6. The air conditioner compressor as claimed in claim 5, wherein when the switching plate rotates, the convex teeth are meshed with the gear to drive the gear to rotate, and the gear drives the first arc-shaped plate and the second arc-shaped plate to move through the screw rod; when the switching plate rotates to the first position, the volumes of the first cooling cavity and the second cooling cavity are the same; when the switch plate rotates to the second position, the volume of the second cooling cavity is larger than that of the first cooling cavity.

7. The air conditioner compressor as claimed in claim 5, wherein a first water hole for communicating the first cooling chamber and the coolant inlet is formed in the first housing, and a second water hole for communicating the second cooling chamber and the coolant outlet is formed in the second housing.
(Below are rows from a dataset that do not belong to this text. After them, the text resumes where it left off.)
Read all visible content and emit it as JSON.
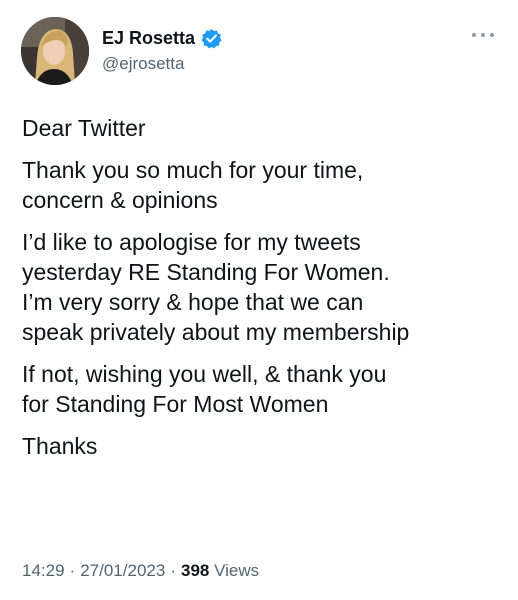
{
  "author": {
    "name": "EJ Rosetta",
    "handle": "@ejrosetta",
    "verified": true,
    "verified_color": "#1d9bf0"
  },
  "tweet": {
    "paragraphs": [
      "Dear Twitter",
      "Thank you so much for your time,\nconcern & opinions",
      "I’d like to apologise for my tweets\nyesterday RE Standing For Women.\nI’m very sorry & hope that we can\nspeak privately about my membership",
      "If not, wishing you well, & thank you\nfor Standing For Most Women",
      "Thanks"
    ]
  },
  "meta": {
    "time": "14:29",
    "separator": "·",
    "date": "27/01/2023",
    "views_count": "398",
    "views_label": "Views"
  },
  "icons": {
    "verified": "verified-badge-icon",
    "more": "more-options-icon"
  }
}
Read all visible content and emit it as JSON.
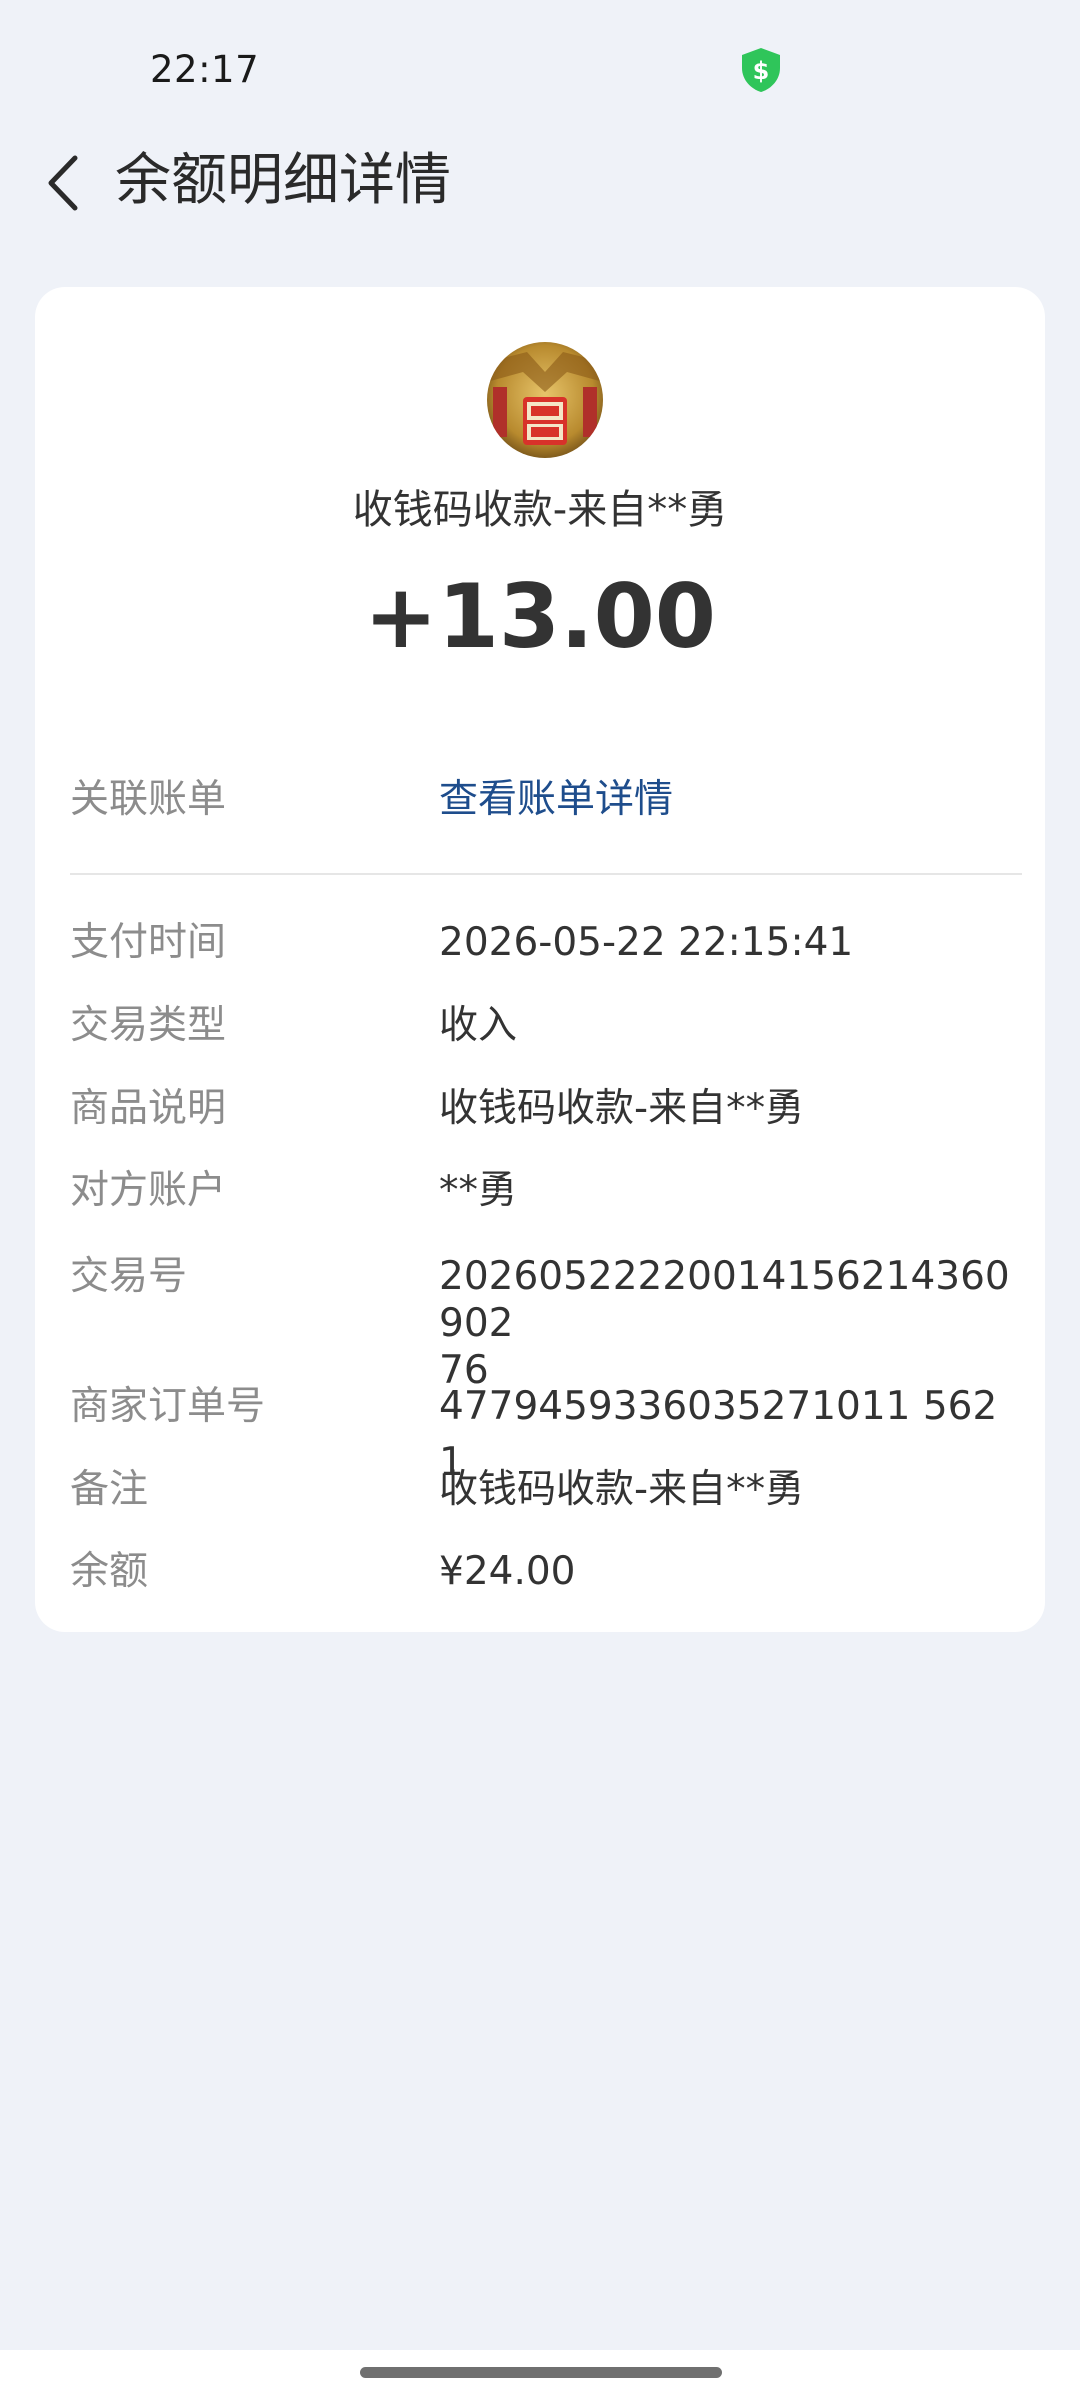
{
  "status_bar": {
    "time": "22:17",
    "security_icon": "shield-dollar-icon",
    "security_color": "#2fc55a"
  },
  "header": {
    "back_icon": "chevron-left-icon",
    "title": "余额明细详情"
  },
  "transaction": {
    "avatar_icon": "merchant-avatar",
    "title": "收钱码收款-来自**勇",
    "amount": "+13.00",
    "linked_bill_label": "关联账单",
    "linked_bill_link": "查看账单详情",
    "link_color": "#1e4d8c",
    "details": [
      {
        "label": "支付时间",
        "value": "2026-05-22 22:15:41"
      },
      {
        "label": "交易类型",
        "value": "收入"
      },
      {
        "label": "商品说明",
        "value": "收钱码收款-来自**勇"
      },
      {
        "label": "对方账户",
        "value": "**勇"
      },
      {
        "label": "交易号",
        "value": "20260522220014156214360902\n76"
      },
      {
        "label": "商家订单号",
        "value": "4779459336035271011 5621"
      },
      {
        "label": "备注",
        "value": "收钱码收款-来自**勇"
      },
      {
        "label": "余额",
        "value": "¥24.00"
      }
    ]
  }
}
8. The air conditioner compressor of claim 1, wherein a limit port is arranged on the outer side of the first machine body, a convex plate extending out of the limit port is radially arranged on the outer side of the switching plate, a limit chute is arranged in the convex plate, a bracket is arranged on the outer side of the first machine body, a first electric push rod is hinged to the bracket, and a limit bump extending into the limit chute is arranged at the telescopic end of the first electric push rod; when the first electric push rod is contracted, the switching plate rotates to the first position, and when the first electric push rod is extended, the switching plate rotates to the second position.